I started off with an Arduino to prototype the electronics. I used the servo library which easily let me get the motion right for the lever nozzle presser. Then I added the wireless receiver and checked the whole system.
For the final electronics I didn't want the expense of an Arduino, and I had a few tiny2313s about so I decided to give them a go (been avoiding delving into that for ages!) I got them working by modifying the Arduino environment to add the tiny2313 as a target and my Olimex in circuit programmer as a programmer. I used Arduino-tiny, for the core (thanks to the developers) and followed instructions with Arduino-tiny and searched the forum a lot!
A problem I had with the coding was that I used the servo library with the Arduino, but the servo library doesn't work for the 2313. I didn't want to get into library stuff / data sheet so I googled and found some code at avrfreaks. It's a matter of programming the timing registers to get PWM to work at the right frequency to control a servo. Simple in hindsight!
I had it all setup on the bread board but then the signal from the wireless started behaving really strangely. Before it was cleanly triggering the Arduino but now the signal seemed really noisy on the scope and was triggering the servo multiple times. I couldn't work out what the difference was so after sprinkling some capacitors about I added a transistor to deal with the signal (sorry no circuit diagram if you want please ask), and a delay in the software to wait for the noise to end.

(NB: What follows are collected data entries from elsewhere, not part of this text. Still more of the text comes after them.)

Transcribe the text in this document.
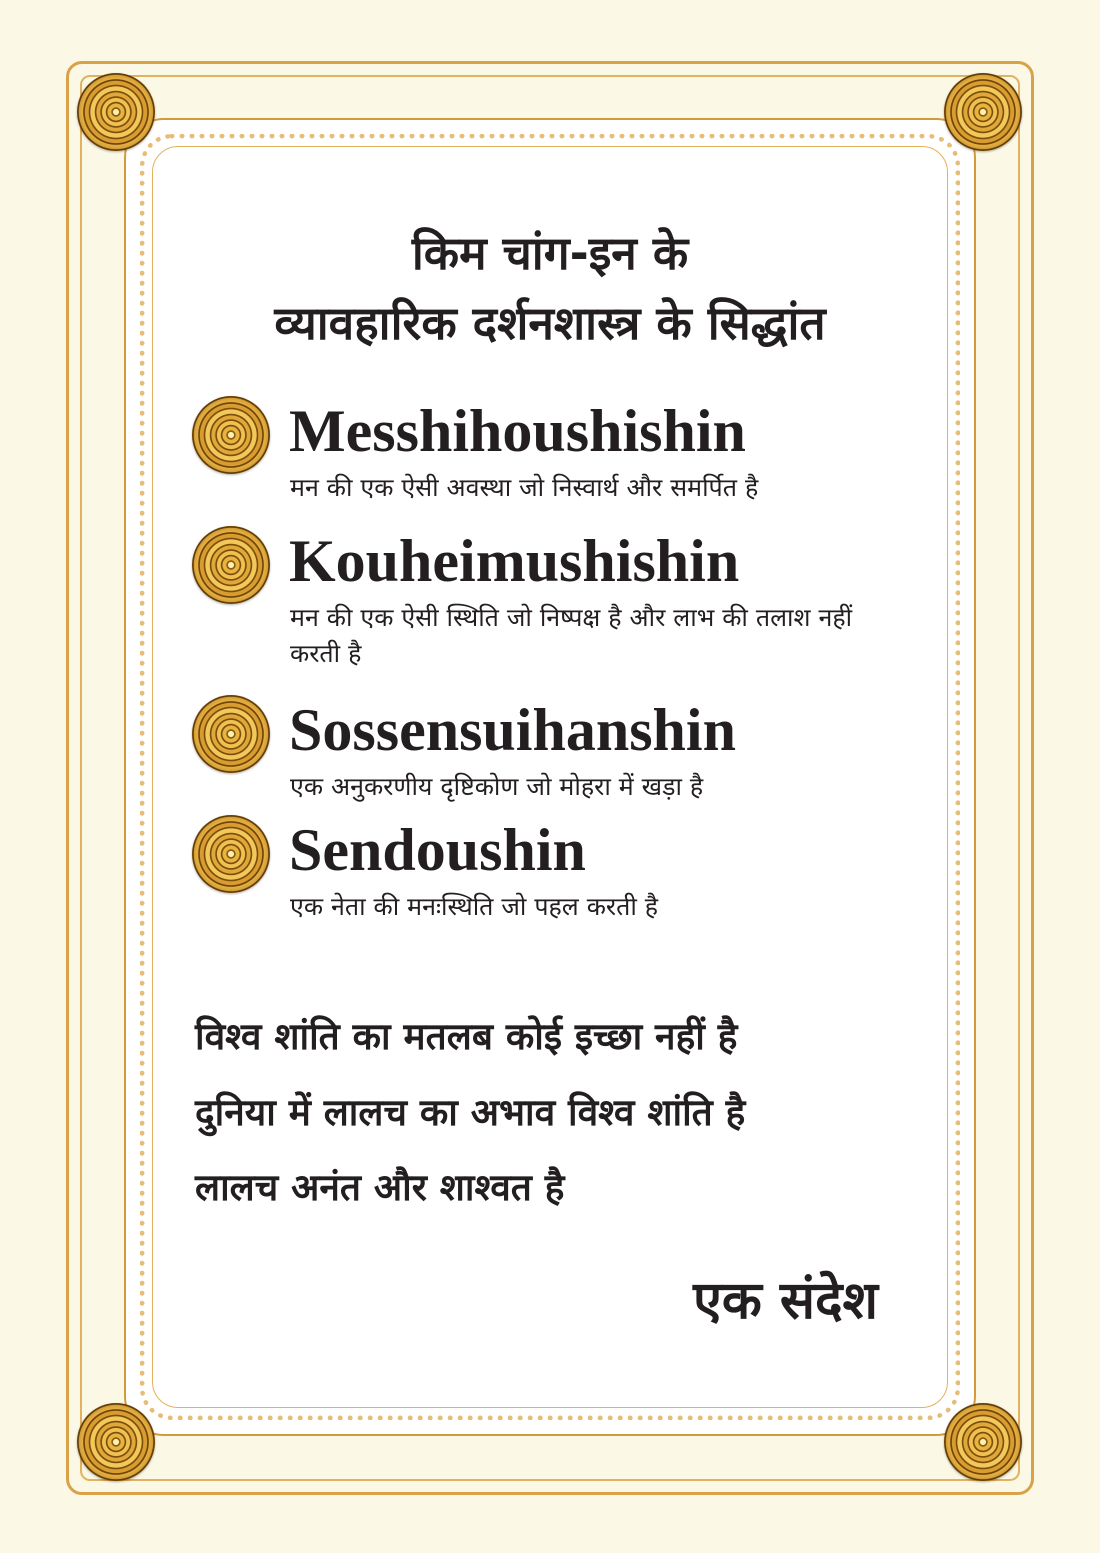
किम चांग-इन के
व्यावहारिक दर्शनशास्त्र के सिद्धांत
Messhihoushishin
मन की एक ऐसी अवस्था जो निस्वार्थ और समर्पित है
Kouheimushishin
मन की एक ऐसी स्थिति जो निष्पक्ष है और लाभ की तलाश नहीं करती है
Sossensuihanshin
एक अनुकरणीय दृष्टिकोण जो मोहरा में खड़ा है
Sendoushin
एक नेता की मनःस्थिति जो पहल करती है
विश्व शांति का मतलब कोई इच्छा नहीं है
दुनिया में लालच का अभाव विश्व शांति है
लालच अनंत और शाश्वत है
एक संदेश
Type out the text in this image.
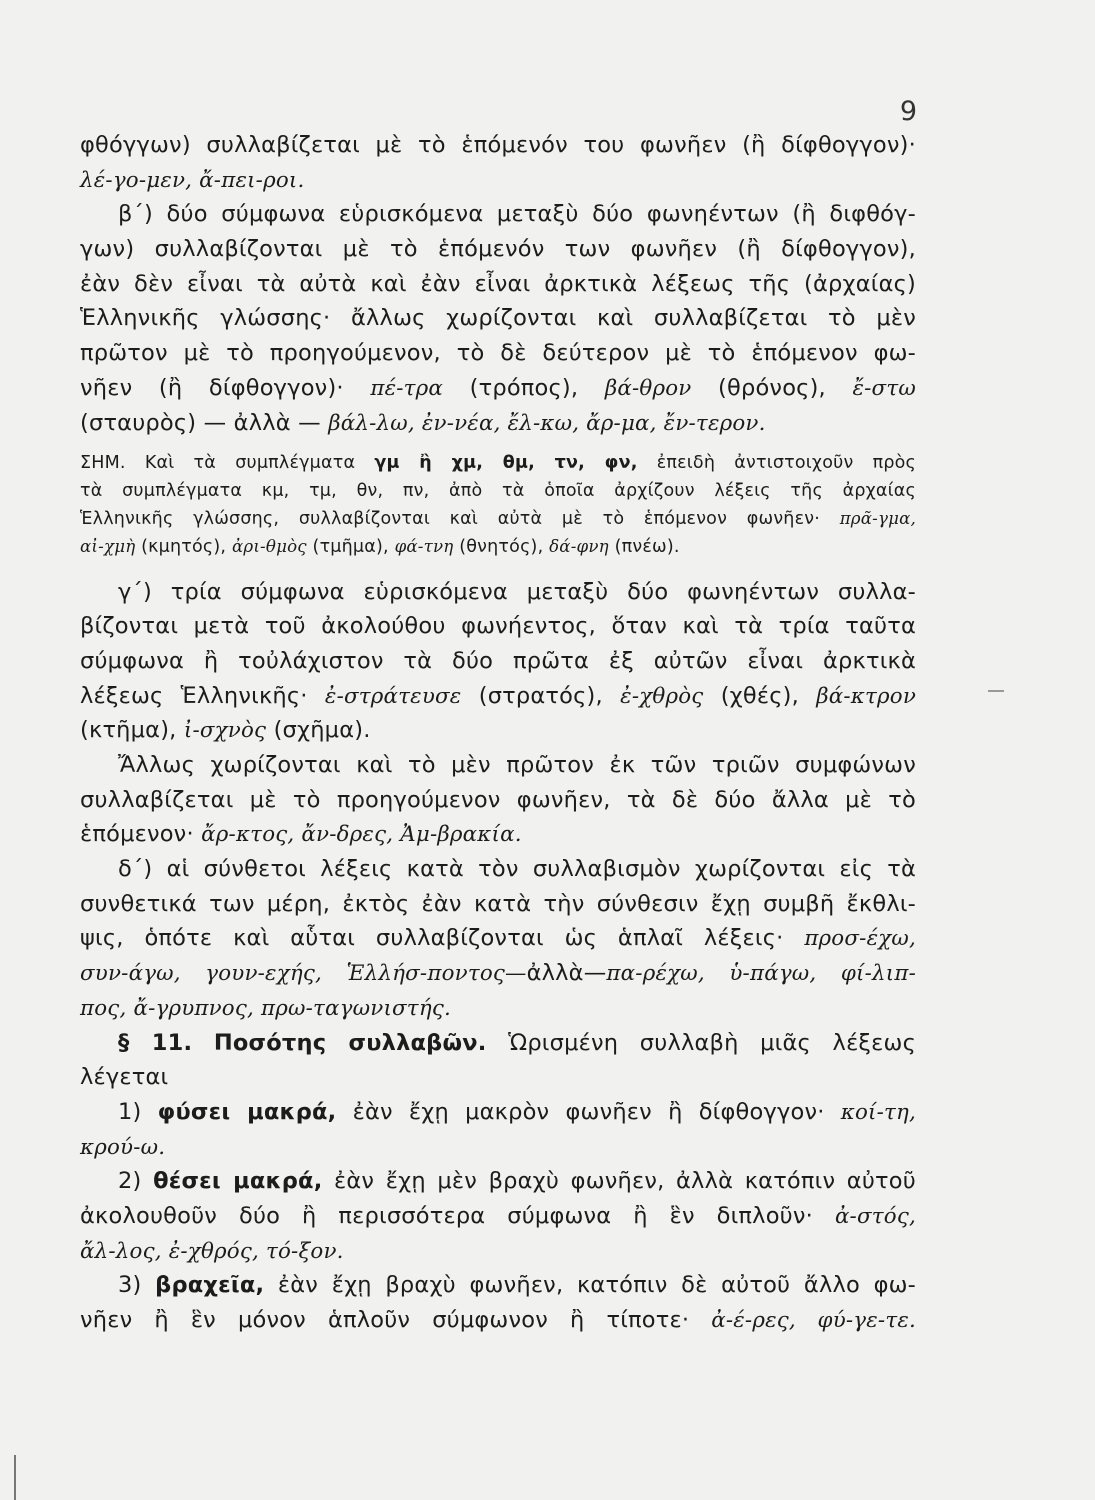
9
φθόγγων) συλλαβίζεται μὲ τὸ ἑπόμενόν του φωνῆεν (ἢ δίφθογγον)·
λέ-γο-μεν, ἄ-πει-ροι.
β΄) δύο σύμφωνα εὑρισκόμενα μεταξὺ δύο φωνηέντων (ἢ διφθόγ-
γων) συλλαβίζονται μὲ τὸ ἑπόμενόν των φωνῆεν (ἢ δίφθογγον),
ἐὰν δὲν εἶναι τὰ αὐτὰ καὶ ἐὰν εἶναι ἀρκτικὰ λέξεως τῆς (ἀρχαίας)
Ἑλληνικῆς γλώσσης· ἄλλως χωρίζονται καὶ συλλαβίζεται τὸ μὲν
πρῶτον μὲ τὸ προηγούμενον, τὸ δὲ δεύτερον μὲ τὸ ἑπόμενον φω-
νῆεν (ἢ δίφθογγον)· πέ-τρα (τρόπος), βά-θρον (θρόνος), ἔ-στω
(σταυρὸς) — ἀλλὰ — βάλ-λω, ἐν-νέα, ἔλ-κω, ἄρ-μα, ἔν-τερον.
ΣΗΜ. Καὶ τὰ συμπλέγματα γμ ἢ χμ, θμ, τν, φν, ἐπειδὴ ἀντιστοιχοῦν πρὸς
τὰ συμπλέγματα κμ, τμ, θν, πν, ἀπὸ τὰ ὁποῖα ἀρχίζουν λέξεις τῆς ἀρχαίας
Ἑλληνικῆς γλώσσης, συλλαβίζονται καὶ αὐτὰ μὲ τὸ ἑπόμενον φωνῆεν· πρᾶ-γμα,
αἰ-χμὴ (κμητός), ἀρι-θμὸς (τμῆμα), φά-τνη (θνητός), δά-φνη (πνέω).
γ΄) τρία σύμφωνα εὑρισκόμενα μεταξὺ δύο φωνηέντων συλλα-
βίζονται μετὰ τοῦ ἀκολούθου φωνήεντος, ὅταν καὶ τὰ τρία ταῦτα
σύμφωνα ἢ τοὐλάχιστον τὰ δύο πρῶτα ἐξ αὐτῶν εἶναι ἀρκτικὰ
λέξεως Ἑλληνικῆς· ἐ-στράτευσε (στρατός), ἐ-χθρὸς (χθές), βά-κτρον
(κτῆμα), ἰ-σχνὸς (σχῆμα).
Ἄλλως χωρίζονται καὶ τὸ μὲν πρῶτον ἐκ τῶν τριῶν συμφώνων
συλλαβίζεται μὲ τὸ προηγούμενον φωνῆεν, τὰ δὲ δύο ἄλλα μὲ τὸ
ἑπόμενον· ἄρ-κτος, ἄν-δρες, Ἀμ-βρακία.
δ΄) αἱ σύνθετοι λέξεις κατὰ τὸν συλλαβισμὸν χωρίζονται εἰς τὰ
συνθετικά των μέρη, ἐκτὸς ἐὰν κατὰ τὴν σύνθεσιν ἔχῃ συμβῆ ἔκθλι-
ψις, ὁπότε καὶ αὗται συλλαβίζονται ὡς ἁπλαῖ λέξεις· προσ-έχω,
συν-άγω, γουν-εχής, Ἑλλήσ-ποντος—ἀλλὰ—πα-ρέχω, ὑ-πάγω, φί-λιπ-
πος, ἄ-γρυπνος, πρω-ταγωνιστής.
§ 11. Ποσότης συλλαβῶν. Ὡρισμένη συλλαβὴ μιᾶς λέξεως
λέγεται
1) φύσει μακρά, ἐὰν ἔχῃ μακρὸν φωνῆεν ἢ δίφθογγον· κοί-τη,
κρού-ω.
2) θέσει μακρά, ἐὰν ἔχῃ μὲν βραχὺ φωνῆεν, ἀλλὰ κατόπιν αὐτοῦ
ἀκολουθοῦν δύο ἢ περισσότερα σύμφωνα ἢ ἓν διπλοῦν· ἀ-στός,
ἄλ-λος, ἐ-χθρός, τό-ξον.
3) βραχεῖα, ἐὰν ἔχῃ βραχὺ φωνῆεν, κατόπιν δὲ αὐτοῦ ἄλλο φω-
νῆεν ἢ ἓν μόνον ἁπλοῦν σύμφωνον ἢ τίποτε· ἀ-έ-ρες, φύ-γε-τε.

I also added a 3.3v regulator because I wanted to run everything off an old phone charger but the wireless receiver needed 3v.
Then I transferred the circuit onto a small veroboard and made sure everything still worked. Success!
My mate Lou is a great carpenter so the next step is to put all this in a nice box and have some sort of mount for the pipe.
I used up most of a can of compressed air (I think, judging by the weight of it) in about 40 tests I'd guess. I hope a 200ml can will last at least 100 rings before it runs out. That is definitely an area that could be improved. Would have been nice to build a simple and elegant bellows for it.